We’ll continue focusing on our sustainability practices. We want to do everything we can to continue taking care of our greatest asset: the farmland.
May 20, 2015
If there’s one thing I’ve learned about farming, it’s that you cannot make a plan based on what happened last year. It will not apply. Temperatures could be at record highs, and then a frost will come through.
This year, we’re getting nonstop rain.
I asked my dad what he thought we should do, and he said, “Let’s just go out in the shop and work.”
So right now, we’re focusing on repairing our equipment. We want to make sure we’ve done everything possible to avoid any additional delays once the ground finally does dry up.
As soon as it dries out, first and foremost, my goal is taking care of weeds. That’s critical in our area. We need to control the weeds while they’re still small and manageable. After that, it’s on to replanting soybeans.
I’ll have to open up a crop insurance claim. Then we’ll take a look at the fields, and determine how many acres need to be replanted. It’s tough to find out that all of our hard work will have to be done all over again. But that’s just part of it. You can’t complain about the weather.

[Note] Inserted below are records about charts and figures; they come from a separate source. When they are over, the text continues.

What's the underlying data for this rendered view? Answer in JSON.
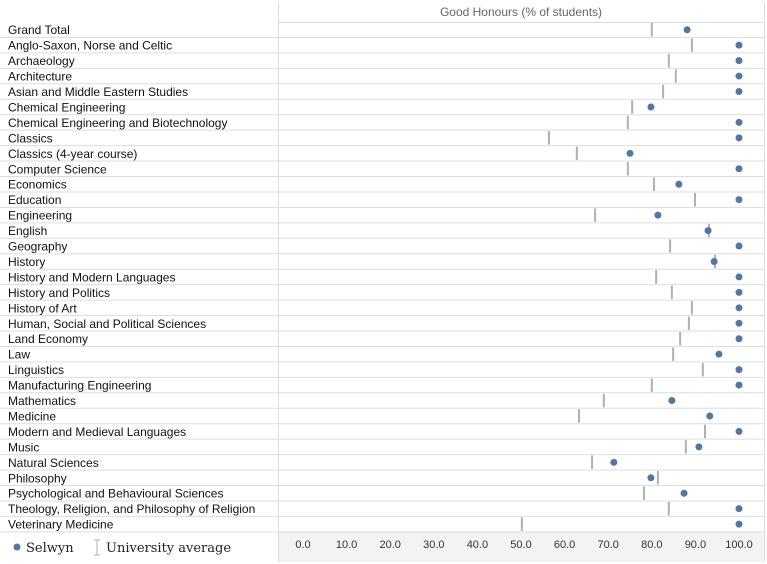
{
  "chart_data": {
    "type": "scatter",
    "title": "Good Honours (% of students)",
    "xlim": [
      0,
      100
    ],
    "xticks": [
      "0.0",
      "10.0",
      "20.0",
      "30.0",
      "40.0",
      "50.0",
      "60.0",
      "70.0",
      "80.0",
      "90.0",
      "100.0"
    ],
    "grid": true,
    "legend_position": "bottom-left",
    "legend": {
      "dot": "Selwyn",
      "bar": "University average"
    },
    "colors": {
      "dot": "#4e79a7",
      "bar": "#b0b0b0"
    },
    "categories": [
      "Grand Total",
      "Anglo-Saxon, Norse and Celtic",
      "Archaeology",
      "Architecture",
      "Asian and Middle Eastern Studies",
      "Chemical Engineering",
      "Chemical Engineering and Biotechnology",
      "Classics",
      "Classics (4-year course)",
      "Computer Science",
      "Economics",
      "Education",
      "Engineering",
      "English",
      "Geography",
      "History",
      "History and Modern Languages",
      "History and Politics",
      "History of Art",
      "Human, Social and Political Sciences",
      "Land Economy",
      "Law",
      "Linguistics",
      "Manufacturing Engineering",
      "Mathematics",
      "Medicine",
      "Modern and Medieval Languages",
      "Music",
      "Natural Sciences",
      "Philosophy",
      "Psychological and Behavioural Sciences",
      "Theology, Religion, and Philosophy of Religion",
      "Veterinary Medicine"
    ],
    "series": [
      {
        "name": "Selwyn",
        "values": [
          88.1,
          100,
          100,
          100,
          100,
          79.8,
          100,
          100,
          75.0,
          100,
          86.2,
          100,
          81.4,
          92.9,
          100,
          94.3,
          100,
          100,
          100,
          100,
          100,
          95.4,
          100,
          100,
          84.6,
          93.3,
          100,
          90.8,
          71.3,
          79.8,
          87.4,
          100,
          100
        ]
      },
      {
        "name": "University average",
        "values": [
          80.0,
          89.2,
          83.9,
          85.5,
          82.6,
          75.5,
          74.5,
          56.4,
          62.8,
          74.5,
          80.5,
          89.9,
          67.0,
          93.1,
          84.2,
          94.5,
          81.0,
          84.6,
          89.2,
          88.5,
          86.5,
          84.9,
          91.7,
          80.0,
          69.0,
          63.3,
          92.2,
          87.8,
          66.3,
          81.4,
          78.2,
          83.9,
          50.2
        ]
      }
    ]
  }
}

That’s one thing I like about farming: It’s always different. On one hand, yes. The situation is devastating, and it’s difficult to plan ahead financially. But you just have to find a way to go forward.
That’s my family’s approach, and it’s worked for them for generations. We just want to start on the right foot to provide our customers with high-quality soybeans.
Right now, it’s a muddy foot, but we’ll get there.
Farm: Derek farms soybeans, rice, corn, cotton, grain sorghum, wheat and sesame seeds with his wife, Shannon, on their farm in Newport, Ark. They have one son, Judah. This is Derek’s second year as a United Soybean Board director.